You can benefit in one of three ways:
- Provide liquidity and earn variable yield by becoming a Liquidity Provider for Frax
- Earn a fixed rate on Frax by lending it for a fixed term
- Borrow Frax by providing acceptable collateral (currently ETH, WBTC, LINK, UNI, wstETH, ENS, and more)
Your borrowing rate for Frax is fixed until the term expires. After expiry, you can roll your loan to a new fixed term, or pay a variable rate currently set at 5%. (Determined by governance)To start, the first terms available will be June 2022 and September 2022.
Adding Frax as a borrowable asset makes possible further collaboration between Yield Protocol and Frax Finance. We’ve presented this idea through a call for comments posted on the Frax Finance governance forum.

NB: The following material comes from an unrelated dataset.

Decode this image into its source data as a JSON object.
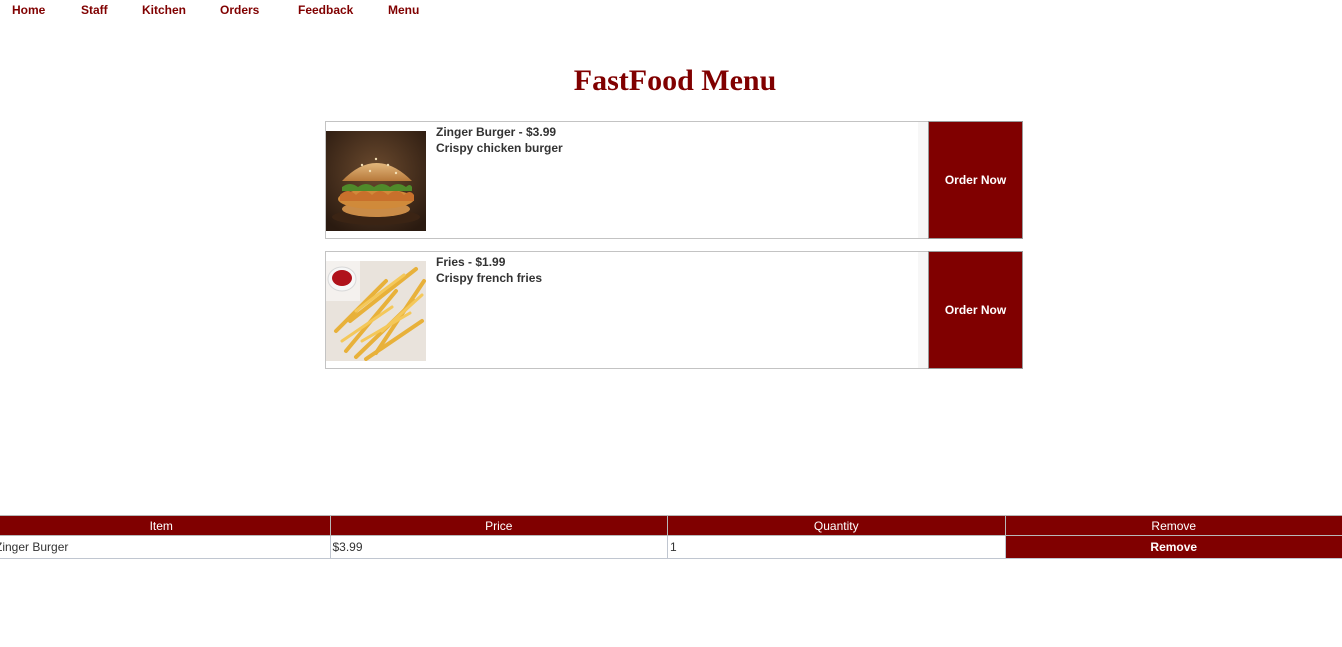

Frax Finance is a protocol that combines design elements of both collateralized and algorithmic stablecoins to create a stablecoin that is highly scalable, trustless, and ideologically pure on-chain money. It comprises a two token system encompassing a stablecoin, Frax, and a governance token, Frax Shares (FXS). As of April 2022, there are over 2.5 Billion Frax in circulation. To get more information on Frax, visit docs.frax.finance/
- Go to app.yieldprotocol.com
2. To borrow, select the “Borrow” tab
3. From the dropdown, select FRAX as the borrowable asset. Input the amount of FRAX you want to borrow and click “Next Step”.
4. From the dropdown, choose from a list of supported collateral to be used against your Frax borrow. We are constantly adding new collateral by request from the community, so reach out on our Discord if there is something you want to see us add! We recommend using a collateral ratio of over 250% to be on the safe side. Click “Next Step”.
5. Confirm the parameters of your loan. If everything looks correct, click “Borrow” which will start an Ethereum transaction to confirm.
About Frax Finance
Frax is the first fractional-algorithmic stablecoin protocol. Frax is open-source, permissionless, and entirely on-chain – currently implemented on Ethereum and other chains. The end goal of the Frax protocol is to provide a highly scalable, decentralized, algorithmic money in place of fixed-supply digital assets like BTC.
About Yield Protocol
Yield Protocol is an Ethereum-based protocol for collateralized fixed-rate, fixed-term borrowing and lending.
To achieve its goals, Yield uses a class of tokens called fyTokens (fixed yield tokens). fyTokens are Ethereum based ERC-20 tokens that can be redeemed for an underlying asset one-to-one after a predetermined maturity date. For example, if you have one fyDai token, you can redeem it for one Dai after the maturity date.